Search code examples
apache-kafkamicroservices

Microservices with Kafka - how can we know when a service has successfully processed a message


We currently have a topic that is being consumed by two services as outlined in the architecture below. One is NLP service and the other one is CV service. They are separated because they belong to different teams.

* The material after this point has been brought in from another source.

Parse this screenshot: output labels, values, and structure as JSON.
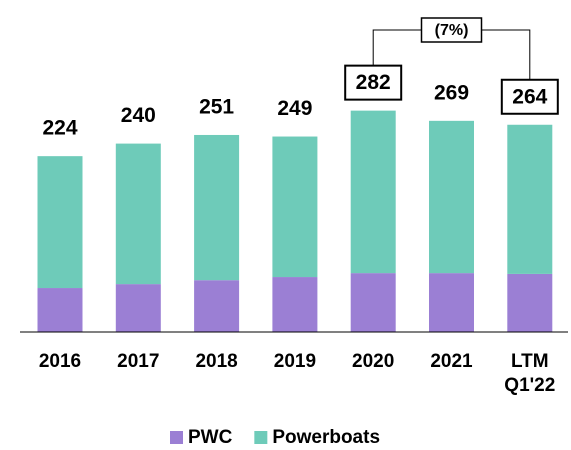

Let's say the original message is like this:

{
    "id": 1234,
    "text": "I love pizza",
    "photo": "https://photo.service/photo001"
}

The NLP service will process the message and produce a new message to topic 1 as below:

{
    "id": 1234,
    "text": "I love pizza",
    "nlp": "pizza",
    "photo": "https://photo.service/photo001"
}

And the CV (Computer Vision) will process it and produce the below message to topic 2:

{
    "id": 1234,
    "text": "I love pizza",
    "photo": "https://photo.service/photo001",
    "cv": ["pizza", "restaurant", "cup", "spoon", "folk"]
}

Lastly, there's a final service that need both pieces of information from the two services above. However, the amount of time taken by NLP service and CV service is different. Now, as the final service, how do I grab both messages from topic 1 and topic 2 for this particular message with id 1234?

architecture


Solution

  • You can use Kafka Streams or ksqlDB to run a join query. Otherwise, you'd use an external database for the same.

    E.g. You'd create a table for whichever events finish "first", then you join the second incoming stream on the ID keys of that table. Without a persistent table, you can join two streams, but this assumes there is a time window in which both events will exist.

    Alternatively, don't split the incoming stream.

    A -> NLP -> CV -> final service